Me atrevo a encabezar esta página con la palabra que Borges escogió para titular dos extraordinarios poemas. Esta palabra me sirve para recomendar la serie “Gambito de reina”, que María Eugenia y yo hemos visto en días pasados, cuyo hilo conductor es precisamente el ajedrez. Me atrevo también a formular, de paso, la sospecha de que el futuro del cine pudiera estar en las series; pero ese es otro tema, al que no es pertinente referirme ahora.
El ajedrez sí, su aprendizaje, la infatigable preparación y los despiadados entrenamientos, la tensión de las partidas, que se enfrentan con pasión, con ansiedad, con angustia, con miedo, hasta con furia; los relojes implacables que marcan los tiempos y rompen el silencio contenido de los espectadores; la alternativa de triunfos y derrotas; los torneos con grandes maestros, incluido su entorno político, sobre todo en los años de la guerra fría, entretejen una historia muy al gusto de quienes amamos el ajedrez.
Pienso que también gustará a quienes solo conocen el ajedrez por referencias, porque se trata de una historia bien contada, bien actuada y con un particular suspenso dramático: el resultado incierto de las partidas. Y no faltan los temas extra ajedrecísticos, la soledad y el recurso de la droga, la frialdad burocrática de las instituciones encargadas de la protección de los desvalidos, la insólita incursión de sectas religiosas. Todo ello en un ambiente un tanto sofisticado que parecería estar reservado para los hombres.
Pero cuando pienso en el ajedrez, vuelvo inevitablemente a los sonetos de Borges. Lo primero que me asombra es la precisión de los adjetivos: torre homérica, oblicuo alfil, peón ladino, caballo ligero, tenue rey, encarnizada reina. Son las piezas que libran en el tablero esa singular batalla en que se odian dos colores, como apunta Borges.

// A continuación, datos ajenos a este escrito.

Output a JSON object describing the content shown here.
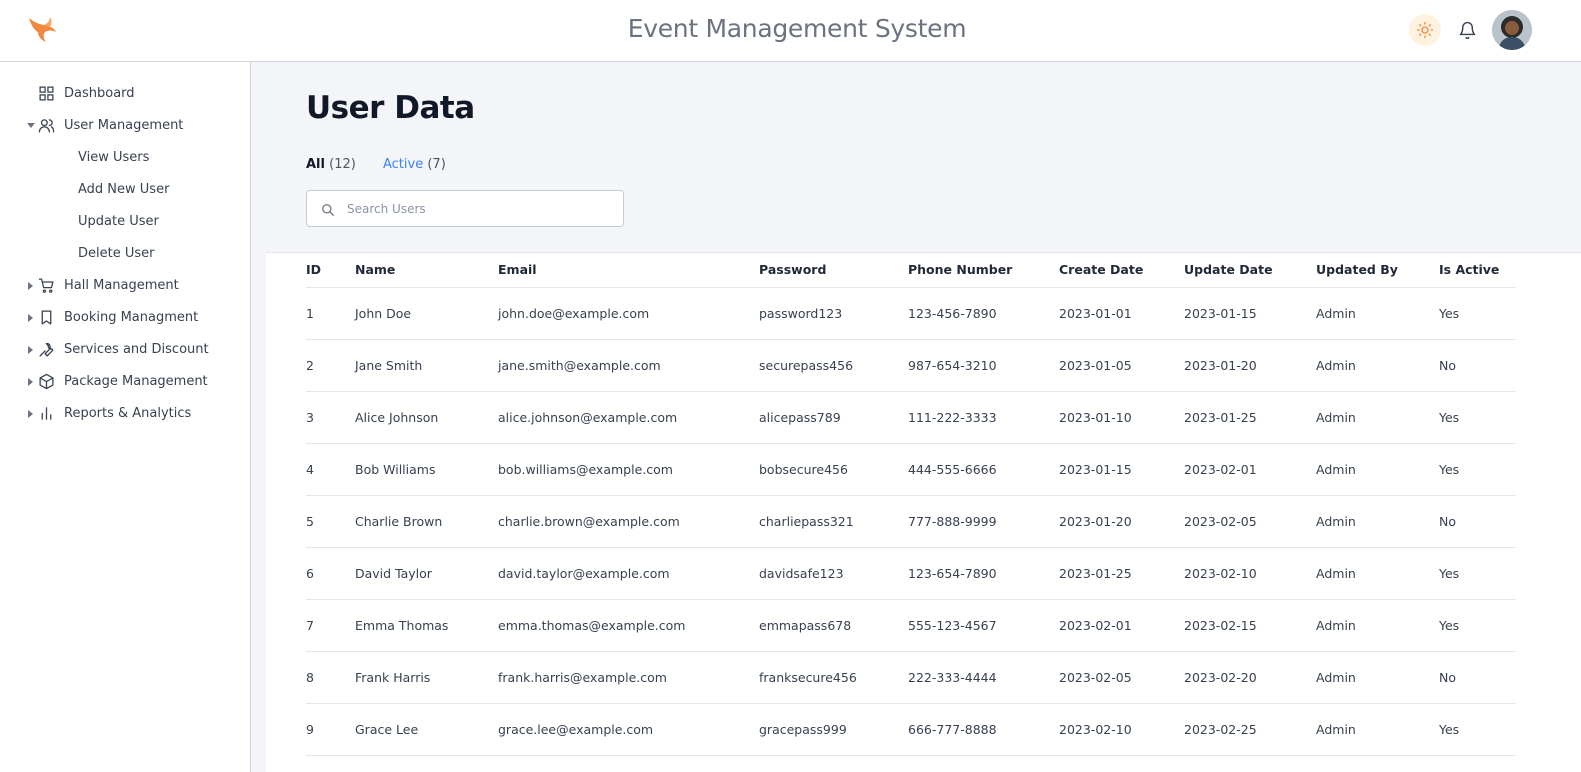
{
  "header": {
    "title": "Event Management System",
    "logo_icon": "fox-logo-icon",
    "brand_color": "#f0883e"
  },
  "sidebar": {
    "items": [
      {
        "label": "Dashboard",
        "icon": "grid-icon"
      },
      {
        "label": "User Management",
        "icon": "users-icon",
        "expanded": true,
        "children": [
          "View Users",
          "Add New User",
          "Update User",
          "Delete User"
        ]
      },
      {
        "label": "Hall Management",
        "icon": "cart-icon"
      },
      {
        "label": "Booking Managment",
        "icon": "bookmark-icon"
      },
      {
        "label": "Services and Discount",
        "icon": "wrench-icon"
      },
      {
        "label": "Package Management",
        "icon": "box-icon"
      },
      {
        "label": "Reports & Analytics",
        "icon": "bar-chart-icon"
      }
    ]
  },
  "main": {
    "page_title": "User Data",
    "tabs": [
      {
        "label": "All",
        "count": "(12)"
      },
      {
        "label": "Active",
        "count": "(7)"
      }
    ],
    "search": {
      "placeholder": "Search Users",
      "value": ""
    },
    "accent_color": "#3b82f6",
    "table": {
      "columns": [
        "ID",
        "Name",
        "Email",
        "Password",
        "Phone Number",
        "Create Date",
        "Update Date",
        "Updated By",
        "Is Active"
      ],
      "rows": [
        [
          "1",
          "John Doe",
          "john.doe@example.com",
          "password123",
          "123-456-7890",
          "2023-01-01",
          "2023-01-15",
          "Admin",
          "Yes"
        ],
        [
          "2",
          "Jane Smith",
          "jane.smith@example.com",
          "securepass456",
          "987-654-3210",
          "2023-01-05",
          "2023-01-20",
          "Admin",
          "No"
        ],
        [
          "3",
          "Alice Johnson",
          "alice.johnson@example.com",
          "alicepass789",
          "111-222-3333",
          "2023-01-10",
          "2023-01-25",
          "Admin",
          "Yes"
        ],
        [
          "4",
          "Bob Williams",
          "bob.williams@example.com",
          "bobsecure456",
          "444-555-6666",
          "2023-01-15",
          "2023-02-01",
          "Admin",
          "Yes"
        ],
        [
          "5",
          "Charlie Brown",
          "charlie.brown@example.com",
          "charliepass321",
          "777-888-9999",
          "2023-01-20",
          "2023-02-05",
          "Admin",
          "No"
        ],
        [
          "6",
          "David Taylor",
          "david.taylor@example.com",
          "davidsafe123",
          "123-654-7890",
          "2023-01-25",
          "2023-02-10",
          "Admin",
          "Yes"
        ],
        [
          "7",
          "Emma Thomas",
          "emma.thomas@example.com",
          "emmapass678",
          "555-123-4567",
          "2023-02-01",
          "2023-02-15",
          "Admin",
          "Yes"
        ],
        [
          "8",
          "Frank Harris",
          "frank.harris@example.com",
          "franksecure456",
          "222-333-4444",
          "2023-02-05",
          "2023-02-20",
          "Admin",
          "No"
        ],
        [
          "9",
          "Grace Lee",
          "grace.lee@example.com",
          "gracepass999",
          "666-777-8888",
          "2023-02-10",
          "2023-02-25",
          "Admin",
          "Yes"
        ]
      ]
    }
  }
}
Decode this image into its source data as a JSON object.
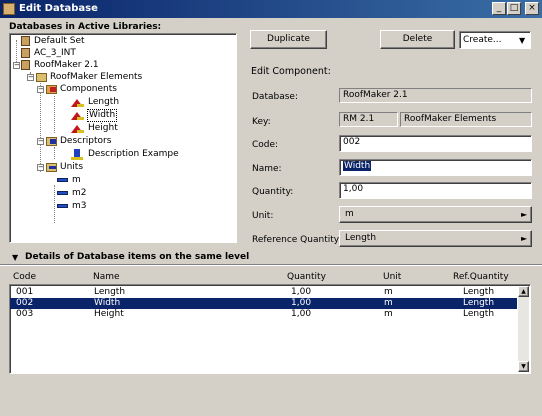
{
  "window": {
    "title": "Edit Database",
    "buttons": [
      "_",
      "□",
      "×"
    ]
  },
  "tree": {
    "header": "Databases in Active Libraries:",
    "items": [
      {
        "label": "Default Set",
        "icon": "database-icon",
        "depth": 0
      },
      {
        "label": "AC_3_INT",
        "icon": "database-icon",
        "depth": 0
      },
      {
        "label": "RoofMaker 2.1",
        "icon": "database-icon",
        "depth": 0
      },
      {
        "label": "RoofMaker Elements",
        "icon": "folder-icon",
        "depth": 1
      },
      {
        "label": "Components",
        "icon": "components-folder-icon",
        "depth": 2
      },
      {
        "label": "Length",
        "icon": "component-icon",
        "depth": 3
      },
      {
        "label": "Width",
        "icon": "component-icon",
        "depth": 3,
        "selected": true
      },
      {
        "label": "Height",
        "icon": "component-icon",
        "depth": 3
      },
      {
        "label": "Descriptors",
        "icon": "descriptors-folder-icon",
        "depth": 2
      },
      {
        "label": "Description Exampe",
        "icon": "descriptor-icon",
        "depth": 3
      },
      {
        "label": "Units",
        "icon": "units-folder-icon",
        "depth": 2
      },
      {
        "label": "m",
        "icon": "unit-icon",
        "depth": 3
      },
      {
        "label": "m2",
        "icon": "unit-icon",
        "depth": 3
      },
      {
        "label": "m3",
        "icon": "unit-icon",
        "depth": 3
      }
    ]
  },
  "actions": {
    "duplicate": "Duplicate",
    "delete": "Delete",
    "create": "Create..."
  },
  "form": {
    "heading": "Edit Component:",
    "database_label": "Database:",
    "database_value": "RoofMaker 2.1",
    "key_label": "Key:",
    "key_value_1": "RM 2.1",
    "key_value_2": "RoofMaker Elements",
    "code_label": "Code:",
    "code_value": "002",
    "name_label": "Name:",
    "name_value": "Width",
    "quantity_label": "Quantity:",
    "quantity_value": "1,00",
    "unit_label": "Unit:",
    "unit_value": "m",
    "refq_label": "Reference Quantity:",
    "refq_value": "Length"
  },
  "details": {
    "header": "Details of Database items on the same level",
    "columns": [
      "Code",
      "Name",
      "Quantity",
      "Unit",
      "Ref.Quantity"
    ],
    "rows": [
      {
        "code": "001",
        "name": "Length",
        "quantity": "1,00",
        "unit": "m",
        "ref": "Length"
      },
      {
        "code": "002",
        "name": "Width",
        "quantity": "1,00",
        "unit": "m",
        "ref": "Length",
        "selected": true
      },
      {
        "code": "003",
        "name": "Height",
        "quantity": "1,00",
        "unit": "m",
        "ref": "Length"
      }
    ]
  }
}
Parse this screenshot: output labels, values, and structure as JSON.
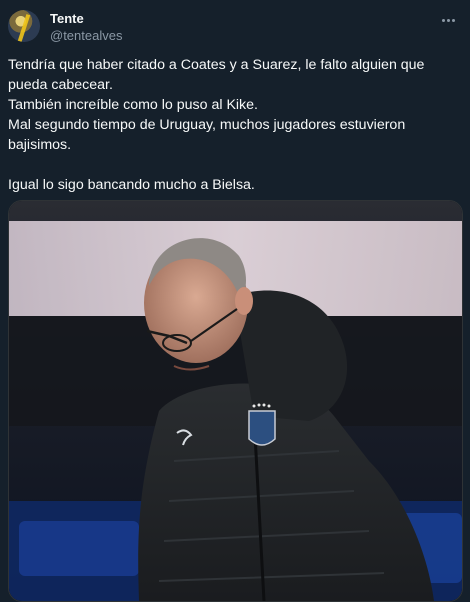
{
  "author": {
    "display_name": "Tente",
    "handle": "@tentealves",
    "avatar_icon": "user-avatar"
  },
  "more_icon": "more-horizontal-icon",
  "tweet": {
    "lines": [
      "Tendría que haber citado a Coates y a Suarez, le falto alguien que pueda cabecear.\nTambién increíble como lo puso al Kike.\nMal segundo tiempo de Uruguay, muchos jugadores estuvieron bajisimos.",
      "Igual lo sigo bancando mucho a Bielsa."
    ]
  },
  "media": {
    "description_icon": "photo"
  },
  "colors": {
    "background": "#15202b",
    "text": "#f7f9f9",
    "secondary": "#8b98a5"
  }
}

Pero, en los poemas, el ajedrez es bastante más que un juego o una batalla. Es un símbolo, es una metáfora, es una alegoría, es un misterioso trasluz de la historia, de la vida, de la condición humana y del destino. Los poemas concluyen con un interrogante perturbador: el jugador mueve las piezas; pero, en ese otro tablero de negras noches y de días blancos, Dios mueve al jugador, “¿Qué Dios detrás de Dios la trama empieza de polvo y tiempo y sueños y agonías?”
No incursionaré en las profundidades filosóficas o teológicas que sugiere la pregunta. Temo sucumbir en las agonías y perderme en el laberinto del tiempo.
Me conformo con considerar al ajedrez como un desafío exigente, riguroso, que demanda permanentes sacrificios de quienes pretenden alcanzar niveles de excelencia. Como en cualquier deporte. Como Richard Carapaz trepando las montañas.